Mendengar jawaban sang adik, seketika Hanif meminta perubahan panggilan video.

"Astagfirullah, Mas. Aku di hotel ini, sendirian. Nggak percaya amat sih!" seru Hawwaiz.

"Bukan begitu, tapi Mas memiliki tanggung jawab untuk memastikan." Hanif terlihat tersenyum tipis kepada Hawwaiz. "Matamu bengkak kenapa? Habis nangis?"

Hawwaiz berdeceh perlahan lalu tersenyum miring pada Hanif. Kalaupun dia harus menangis tentu saja tidak akan membaginya pada Hanif semudah ini.

"Jangan mengalihkan topiklah, Mas. I'm okay, What's wrong you calling me this early morning?"

Hanif tertawa mendengarnya. Adik kecilnya ini kalau mode serius mengalahkan dirinya. Di London memang masih menjelang tengah malam, tapi di Indonesia Hanif baru saja melaksanakan salat Subuh.

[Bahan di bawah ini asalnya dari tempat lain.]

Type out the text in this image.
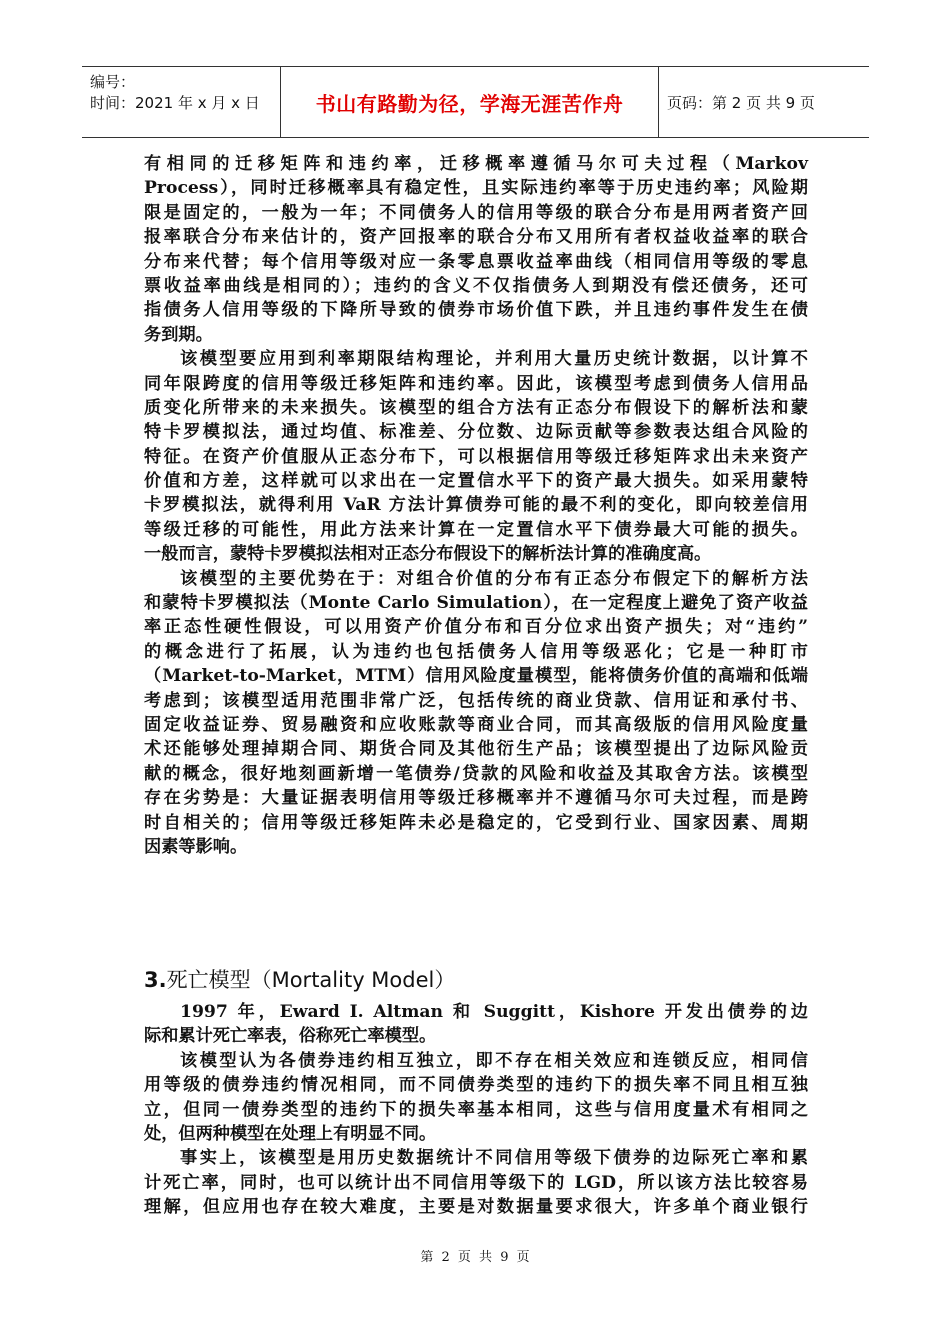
编号：
时间：2021 年 x 月 x 日	书山有路勤为径，学海无涯苦作舟	页码：第 2 页 共 9 页
有相同的迁移矩阵和违约率，迁移概率遵循马尔可夫过程（Markov
Process），同时迁移概率具有稳定性，且实际违约率等于历史违约率；风险期
限是固定的，一般为一年；不同债务人的信用等级的联合分布是用两者资产回
报率联合分布来估计的，资产回报率的联合分布又用所有者权益收益率的联合
分布来代替；每个信用等级对应一条零息票收益率曲线（相同信用等级的零息
票收益率曲线是相同的）；违约的含义不仅指债务人到期没有偿还债务，还可
指债务人信用等级的下降所导致的债券市场价值下跌，并且违约事件发生在债
务到期。
该模型要应用到利率期限结构理论，并利用大量历史统计数据，以计算不
同年限跨度的信用等级迁移矩阵和违约率。因此，该模型考虑到债务人信用品
质变化所带来的未来损失。该模型的组合方法有正态分布假设下的解析法和蒙
特卡罗模拟法，通过均值、标准差、分位数、边际贡献等参数表达组合风险的
特征。在资产价值服从正态分布下，可以根据信用等级迁移矩阵求出未来资产
价值和方差，这样就可以求出在一定置信水平下的资产最大损失。如采用蒙特
卡罗模拟法，就得利用 VaR 方法计算债券可能的最不利的变化，即向较差信用
等级迁移的可能性，用此方法来计算在一定置信水平下债券最大可能的损失。
一般而言，蒙特卡罗模拟法相对正态分布假设下的解析法计算的准确度高。
该模型的主要优势在于：对组合价值的分布有正态分布假定下的解析方法
和蒙特卡罗模拟法（Monte Carlo Simulation），在一定程度上避免了资产收益
率正态性硬性假设，可以用资产价值分布和百分位求出资产损失；对“违约”
的概念进行了拓展，认为违约也包括债务人信用等级恶化；它是一种盯市
（Market-to-Market，MTM）信用风险度量模型，能将债务价值的高端和低端
考虑到；该模型适用范围非常广泛，包括传统的商业贷款、信用证和承付书、
固定收益证券、贸易融资和应收账款等商业合同，而其高级版的信用风险度量
术还能够处理掉期合同、期货合同及其他衍生产品；该模型提出了边际风险贡
献的概念，很好地刻画新增一笔债券/贷款的风险和收益及其取舍方法。该模型
存在劣势是：大量证据表明信用等级迁移概率并不遵循马尔可夫过程，而是跨
时自相关的；信用等级迁移矩阵未必是稳定的，它受到行业、国家因素、周期
因素等影响。
3.死亡模型（Mortality Model）
1997 年，Eward I. Altman 和 Suggitt，Kishore 开发出债券的边
际和累计死亡率表，俗称死亡率模型。
该模型认为各债券违约相互独立，即不存在相关效应和连锁反应，相同信
用等级的债券违约情况相同，而不同债券类型的违约下的损失率不同且相互独
立，但同一债券类型的违约下的损失率基本相同，这些与信用度量术有相同之
处，但两种模型在处理上有明显不同。
事实上，该模型是用历史数据统计不同信用等级下债券的边际死亡率和累
计死亡率，同时，也可以统计出不同信用等级下的 LGD，所以该方法比较容易
理解，但应用也存在较大难度，主要是对数据量要求很大，许多单个商业银行
第 2 页 共 9 页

"Ada kalanya insting saudara itu jauh lebih peka dibandingkan dengan orang tua. What's wrong with you?" kata Hanif.

"Nothing," jawab Hawwaiz singkat.

Hanif tertawa lebar sesaat lalu mengernyitkan keningnya mulai serius. Pagi ini dia menelepon Hawwaiz karena mendapatkan kabar dari Ayya bahwa mertuanya sedang berada di London. Sedikit cerita dari adik perempuannya itu bahwa sang mertua datang dengan membawa misi mendekatkan Vira dengan atasannya.

"Dik, kamu beneran nggak apa-apa?" tanya Hanif.

Hawwaiz menyeringai heran. Tidak biasanya kakak sulung sedingin salju itu menatapnya sendu seperti yang dilakukannya pagi itu.